Analysis produced for Health Service Journal by Dr Rob Findlay, Director of Strategic Solutions at Insource Ltd and founder of Gooroo Ltd

Most on the waiting list (some 6.6 million patient pathways) have not reached the point of diagnosis and decision to admit. Of those, an estimated 28,105 will unexpectedly discover that their diagnosis is cancer, after a typical wait of over 10 months. These figures represent real-life suffering and tragedy, and the risks are growing in proportion to the pre-diagnosis waiting list. It is only a matter of time before such cases start catching the public eye and widespread political attention.

In the following discussion, all figures come from NHS England. You can look up your trust and its prospects for achieving the current waiting time targets here.

The numbers

The number of patients starting new waiting time ‘clocks’ remained just above pre-pandemic levels in August. This is a measure of elective demand (though not necessarily an accurate one because the data is riddled with error).

The number of patients leaving the waiting list without being admitted for treatment, mainly from outpatients or as administrative removals, also remained slightly above pre-pandemic levels.

As a consequence of the various joiners and leavers, the number on the waiting list without a diagnosis and decision grew by 56,100 to 6,607,521 patient pathways.

Patients were admitted for inpatient and daycase treatment at around pre-pandemic rates. These patients were, by definition, admitted from that part of the waiting list that had already received a diagnosis and decision to admit.

The consequence of all those clock starts, the admitted and non-admitted clock stops, and the 10-15 per cent of pathways that mysteriously disappear from the statistics every month, was that the waiting list grew to another new record.

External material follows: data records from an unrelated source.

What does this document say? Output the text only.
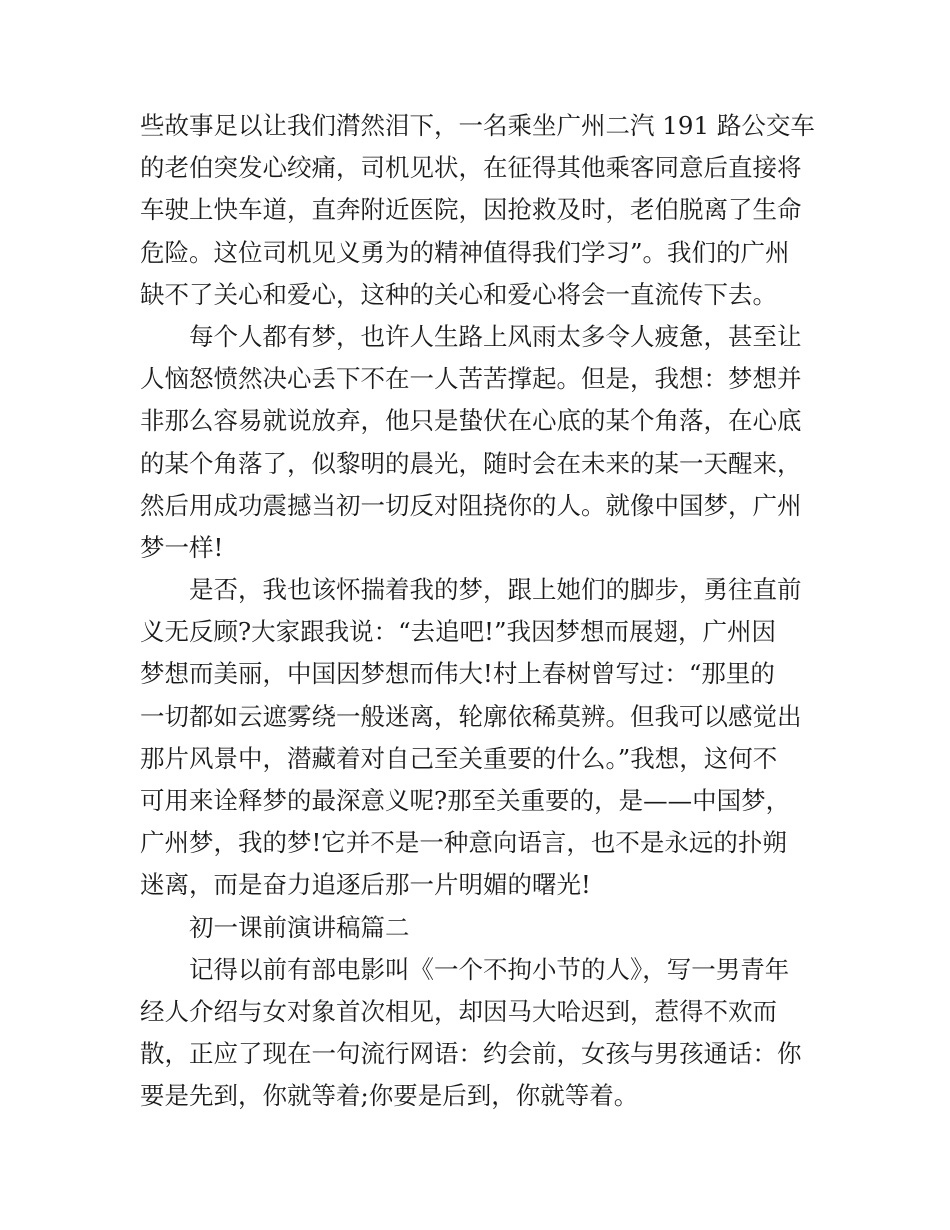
些故事足以让我们潸然泪下，一名乘坐广州二汽 191 路公交车
的老伯突发心绞痛，司机见状，在征得其他乘客同意后直接将
车驶上快车道，直奔附近医院，因抢救及时，老伯脱离了生命
危险。这位司机见义勇为的精神值得我们学习”。我们的广州
缺不了关心和爱心，这种的关心和爱心将会一直流传下去。
每个人都有梦，也许人生路上风雨太多令人疲惫，甚至让
人恼怒愤然决心丢下不在一人苦苦撑起。但是，我想：梦想并
非那么容易就说放弃，他只是蛰伏在心底的某个角落，在心底
的某个角落了，似黎明的晨光，随时会在未来的某一天醒来，
然后用成功震撼当初一切反对阻挠你的人。就像中国梦，广州
梦一样!
是否，我也该怀揣着我的梦，跟上她们的脚步，勇往直前
义无反顾?大家跟我说：“去追吧!”我因梦想而展翅，广州因
梦想而美丽，中国因梦想而伟大!村上春树曾写过：“那里的
一切都如云遮雾绕一般迷离，轮廓依稀莫辨。但我可以感觉出
那片风景中，潜藏着对自己至关重要的什么。”我想，这何不
可用来诠释梦的最深意义呢?那至关重要的，是——中国梦，
广州梦，我的梦!它并不是一种意向语言，也不是永远的扑朔
迷离，而是奋力追逐后那一片明媚的曙光!
初一课前演讲稿篇二
记得以前有部电影叫《一个不拘小节的人》，写一男青年
经人介绍与女对象首次相见，却因马大哈迟到，惹得不欢而
散，正应了现在一句流行网语：约会前，女孩与男孩通话：你
要是先到，你就等着;你要是后到，你就等着。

The Prime Minister has, of course, pledged that “NHS waiting lists will fall”.

Waiting times remained very long, both up to diagnosis/decision and up to treatment, as they have since the pandemic. It is these long waiting times that really matter to patients, not the number of other patients on the list, although obviously the sheer size of the waiting list is a major cause of these long waiting times.

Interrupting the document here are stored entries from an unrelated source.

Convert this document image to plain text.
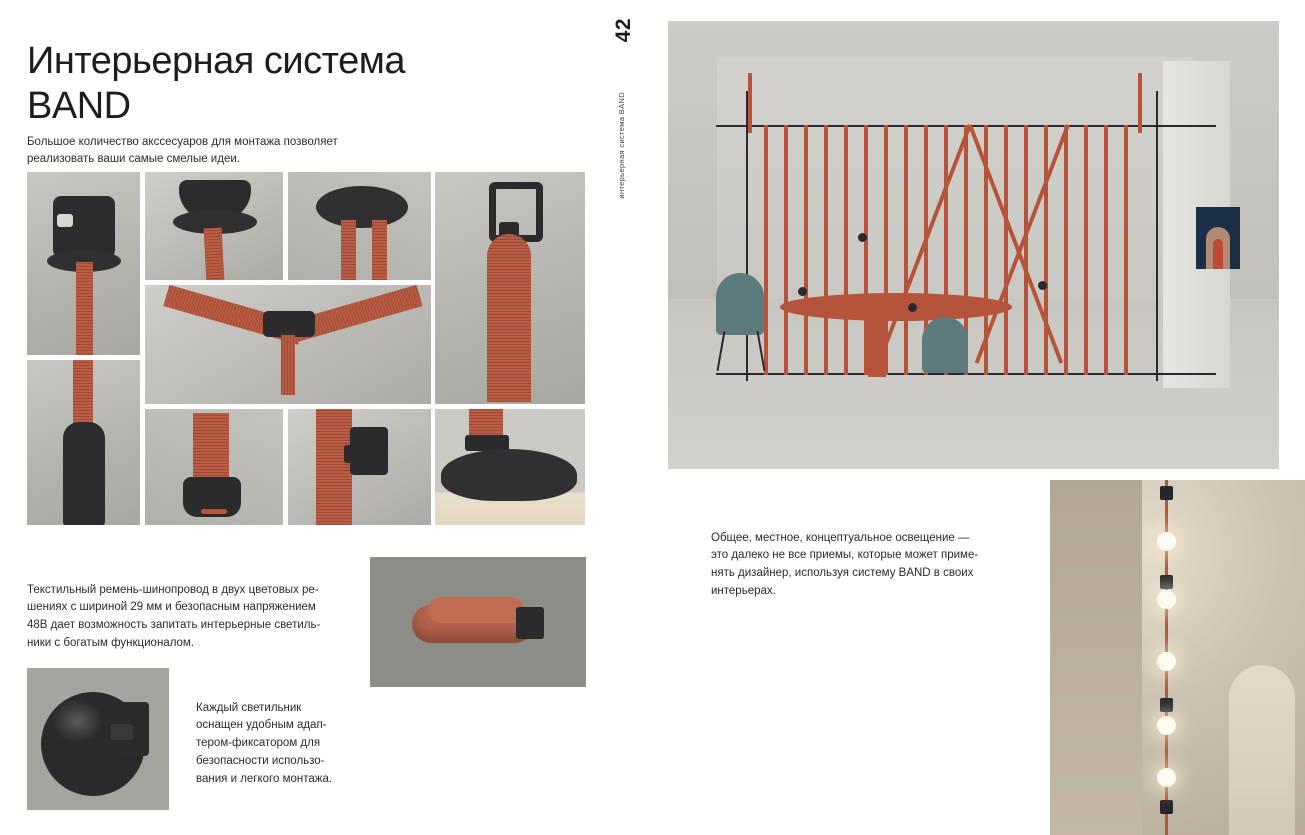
Интерьерная система
BAND

Большое количество акссесуаров для монтажа позволяет
реализовать ваши самые смелые идеи.

Текстильный ремень-шинопровод в двух цветовых ре-
шениях с шириной 29 мм и безопасным напряжением
48В дает возможность запитать интерьерные светиль-
ники с богатым функционалом.

Каждый светильник
оснащен удобным адап-
тером-фиксатором для
безопасности использо-
вания и легкого монтажа.

42
интерьерная система BAND

Общее, местное, концептуальное освещение —
это далеко не все приемы, которые может приме-
нять дизайнер, используя систему BAND в своих
интерьерах.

Waiting times are a function of both the size and shape of the list, and the shape is indicated by the index below. Within a local specialty or subspecialty, the shape of the waiting list is dominated by the order in which patients are booked; this should be driven mainly by clinical priority and time waited, but in practice this is not always adhered to. When many waiting lists are grouped together, as they are here at national level, the shape is mostly a reflection of some services having much greater waiting time pressures than others.

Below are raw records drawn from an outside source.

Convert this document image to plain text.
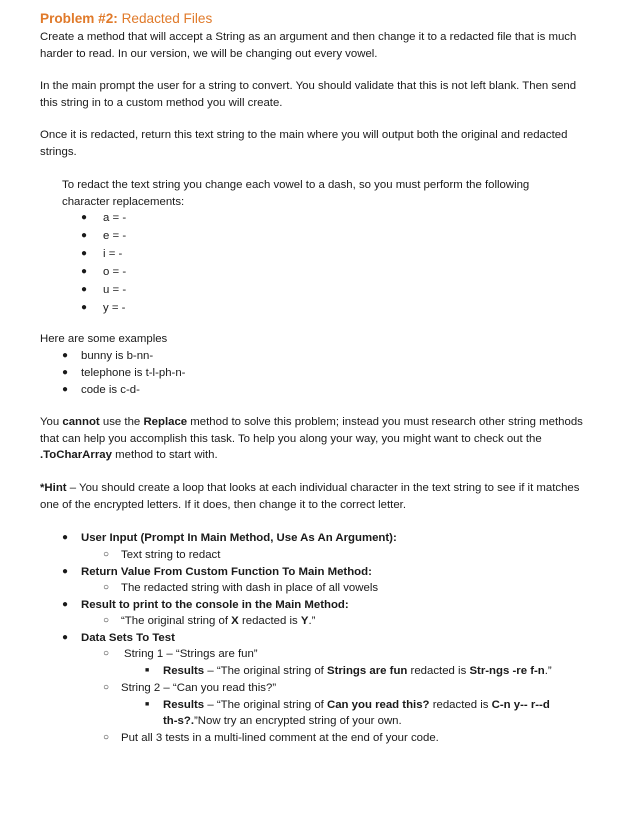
Problem #2: Redacted Files

Create a method that will accept a String as an argument and then change it to a redacted file that is much harder to read. In our version, we will be changing out every vowel.

In the main prompt the user for a string to convert. You should validate that this is not left blank. Then send this string in to a custom method you will create.

Once it is redacted, return this text string to the main where you will output both the original and redacted strings.

To redact the text string you change each vowel to a dash, so you must perform the following character replacements:

● a = -
● e = -
● i = -
● o = -
● u = -
● y = -
Here are some examples
● bunny is b-nn-
● telephone is t-l-ph-n-
● code is c-d-

You cannot use the Replace method to solve this problem; instead you must research other string methods that can help you accomplish this task. To help you along your way, you might want to check out the .ToCharArray method to start with.

*Hint – You should create a loop that looks at each individual character in the text string to see if it matches one of the encrypted letters. If it does, then change it to the correct letter.

● User Input (Prompt In Main Method, Use As An Argument):
○ Text string to redact
● Return Value From Custom Function To Main Method:
○ The redacted string with dash in place of all vowels
● Result to print to the console in the Main Method:
○ “The original string of X redacted is Y.”
● Data Sets To Test
○ String 1 – “Strings are fun”
■ Results – “The original string of Strings are fun redacted is Str-ngs -re f-n.”
○ String 2 – “Can you read this?”
■ Results – “The original string of Can you read this? redacted is C-n y-- r--d
th-s?.”Now try an encrypted string of your own.
○ Put all 3 tests in a multi-lined comment at the end of your code.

Looking at specialty level, neurosurgery has broken away from the pack in recent months with a particularly rapid rise in waiting times. The trust with the largest neurosurgery waiting list (and nearly half of the one year waiters) is the Northern Care Alliance NHS Foundation Trust, where the growing waiting time pressures look to be caused entirely by the sheer size of the waiting list (as opposed to any lack of good patient scheduling). Details like this matter because the current national waiting time targets cannot be achieved on average: they are only achieved when every service in every trust achieves them locally. You can look up the prospects for your trust’s specialties here.

Looking at the distribution of waiting times, by trust and by specialty, they grew slightly across the board during August. Over the previous year, the only significant reductions in waiting times have been at the top of the scale in response to the targets. However the current targets are too blunt a policy instrument and the prospects remain poor for eliminating 65 week RTT waits by the end of March 2024 deadline.

Referral-to-treatment data up to the end of September is due out at 9:30am on Thursday 9th November.